Felipe Pareja, the teacher who brought forward the motion, said the vote on the matter was not unanimous.
“It was a healthy debate, it was by no means one-sided,” said Pareja, a french teacher in the Peel District School Board. “But ultimately when the vote was called, the floor voted clearly to adopt the motion.”
— Felipe Pareja (@FAPareja) August 19, 2017
Pareja says that Macdonald’s part in establishing the Indian Act, as well as his part in Indigenous peoples’ suffering when their land was being taken for Canada’s national railway are “darker” sides of Macdonald’s history that need to be addressed.
“There’s no doubt, they’re not comfortable things to talk about, but it doesn’t make them any less necessary to talk about and to acknowledge,” said Pareja. “This really is something that we see as being in the context of (truth and reconciliation) more than anything else.”
Pareja also said it might be difficult for Indigenous students and teachers to go to a school named after someone who he says was complicit in the genocide of Indigenous people.
The ETFO passed Pareja’s motion as a recommendation, which means it will now be up to different school boards across Ontario to decide whether they implement the change or not.
The ETFO’s call comes after a student-led campaign at Toronto’s Ryerson University last month pushed for the school to change its name out of respect for residential school survivors.
The downtown university is named for Egerton Ryerson, a pioneer of public education in Ontario who is widely believed to have helped shape residential school policy through his ideas on education for Indigenous children.

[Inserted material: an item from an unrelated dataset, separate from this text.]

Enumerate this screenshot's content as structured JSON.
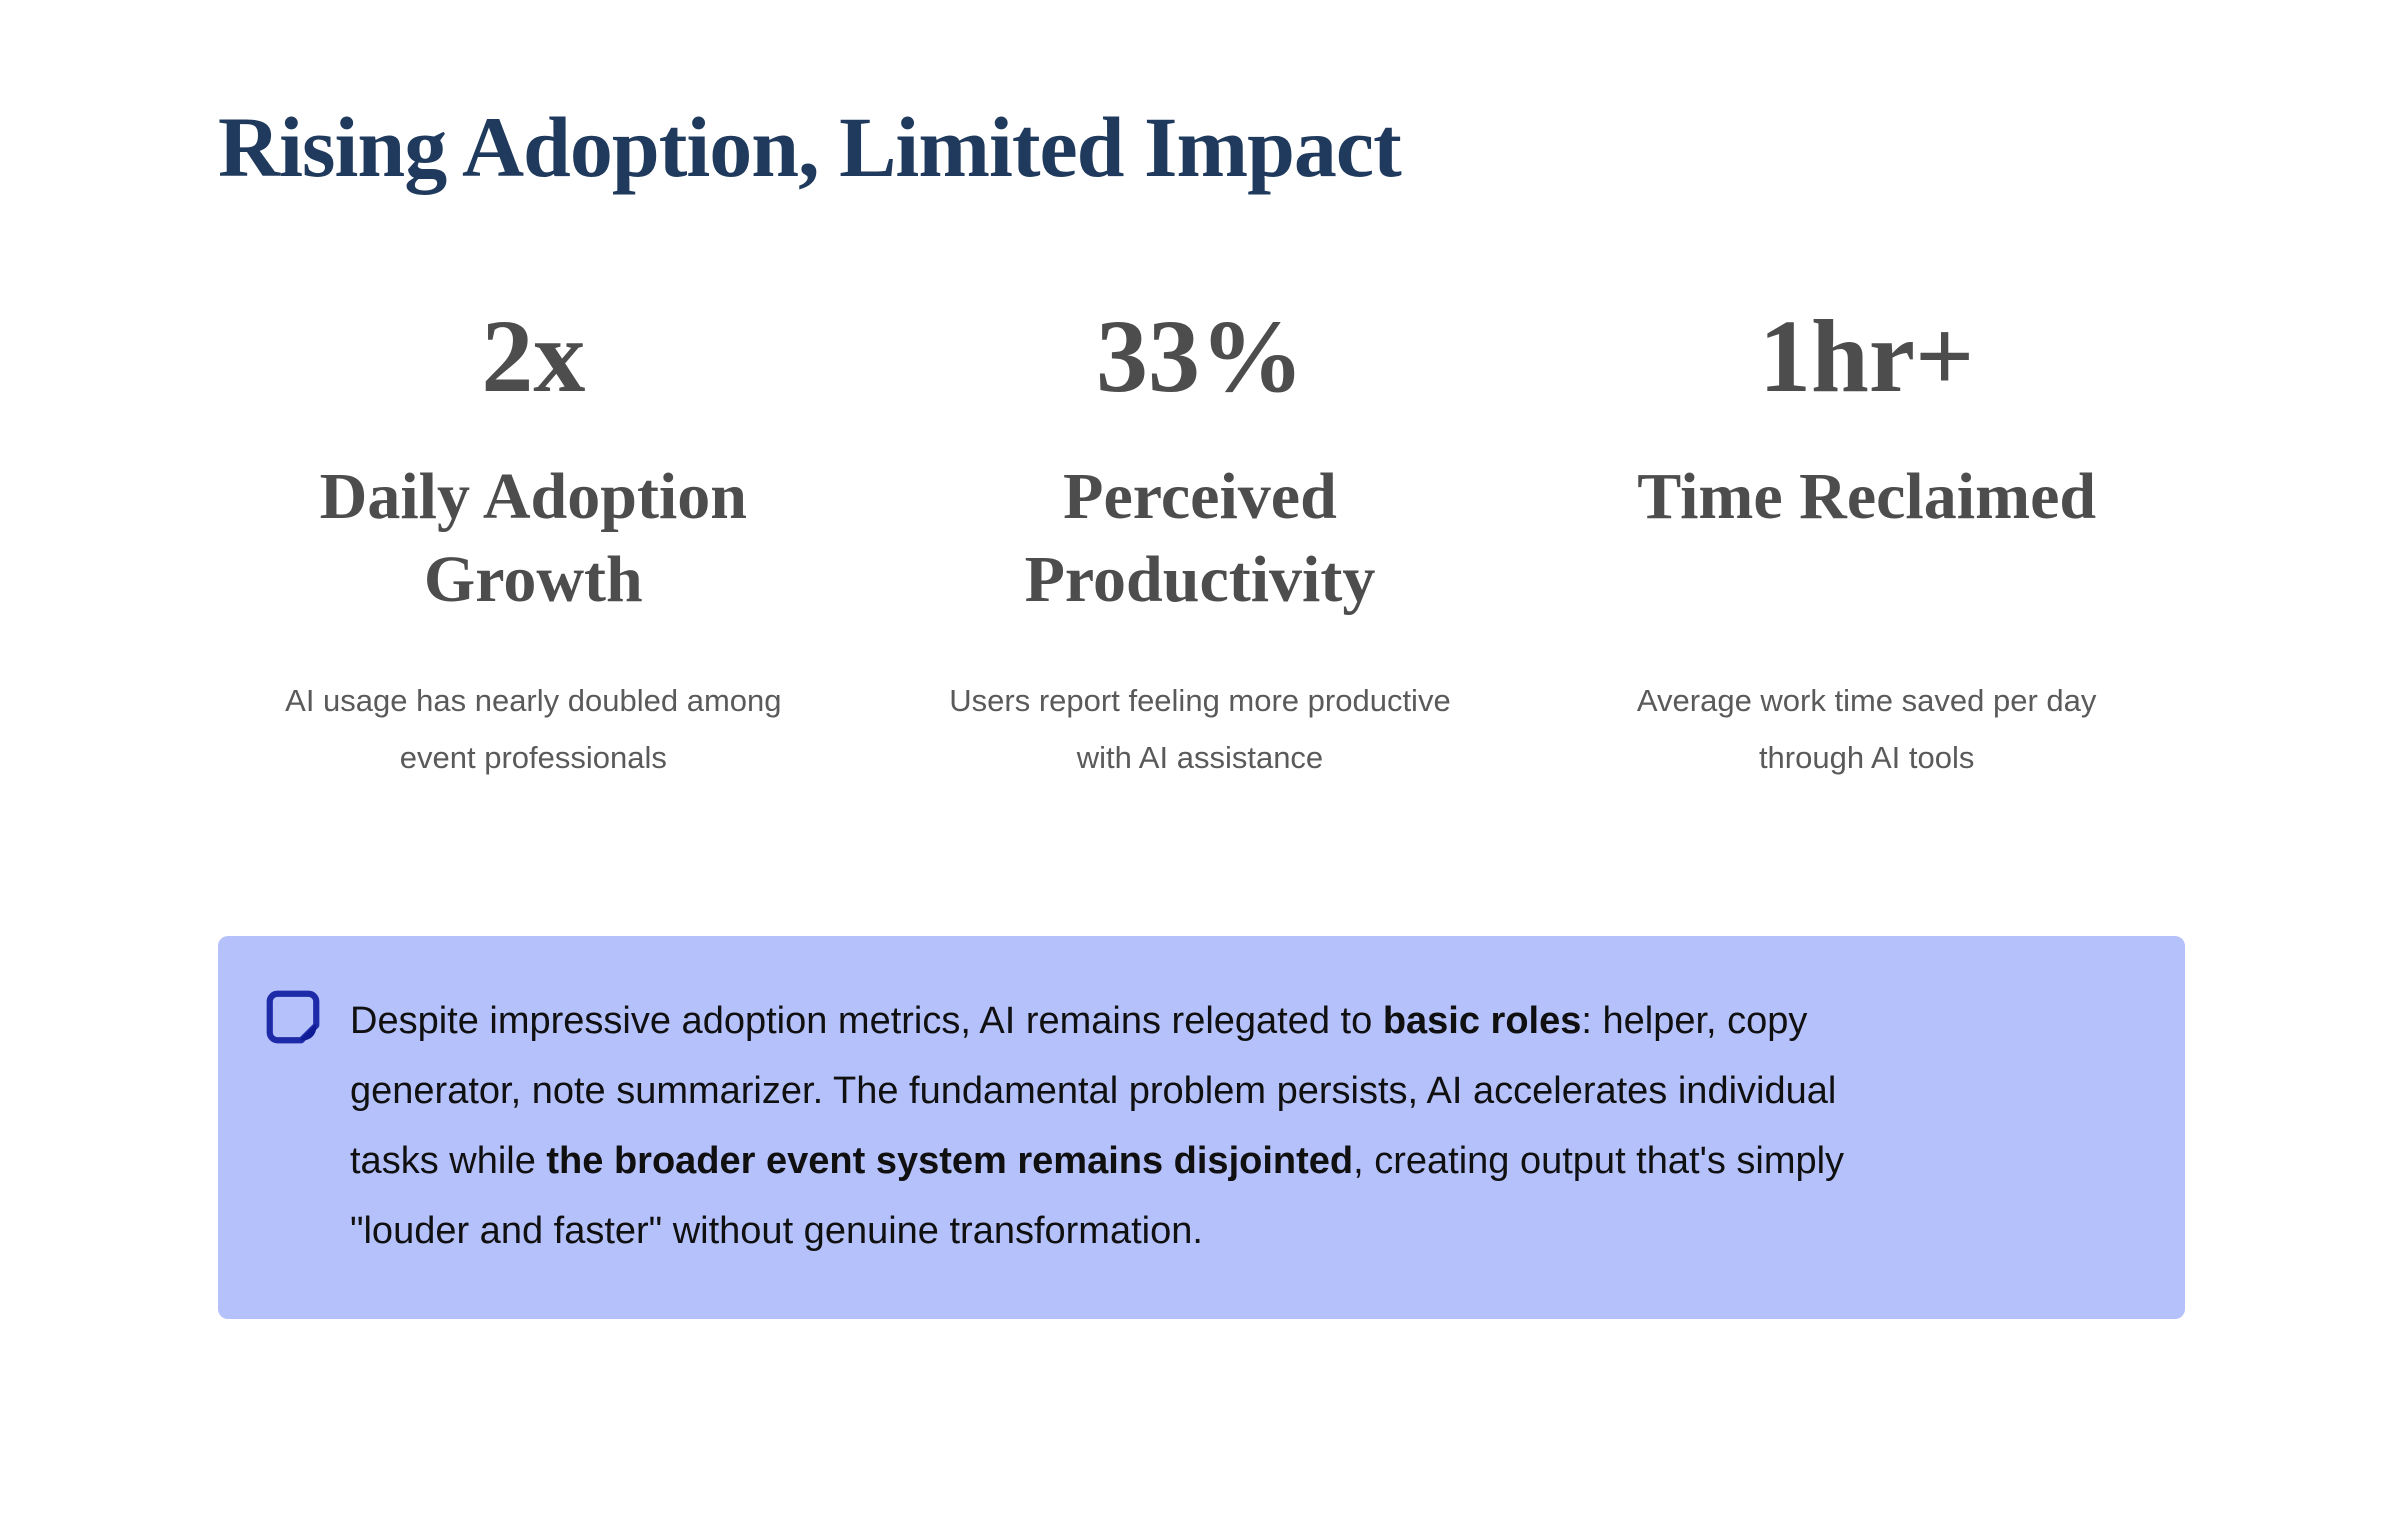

And in June, the name of founding father Hector-Louis Langevin was stripped from the building that houses the Prime Minister’s Office on Parliament Hill. Langevin argued for a separate school system with a specific mandate to assimilate Indigenous children.
Pareja said the Macdonald issue, if acted upon by school boards, wouldn’t be the first case of a motion in the teachers’ union leading to change.
Last year, he said a motion passed by the federation led to Chinguacousy Secondary School in Brampton, Ont. changing their sports teams’ names from the “Chinguacousy Chiefs,” because it was seen as hurtful to Indigenous people.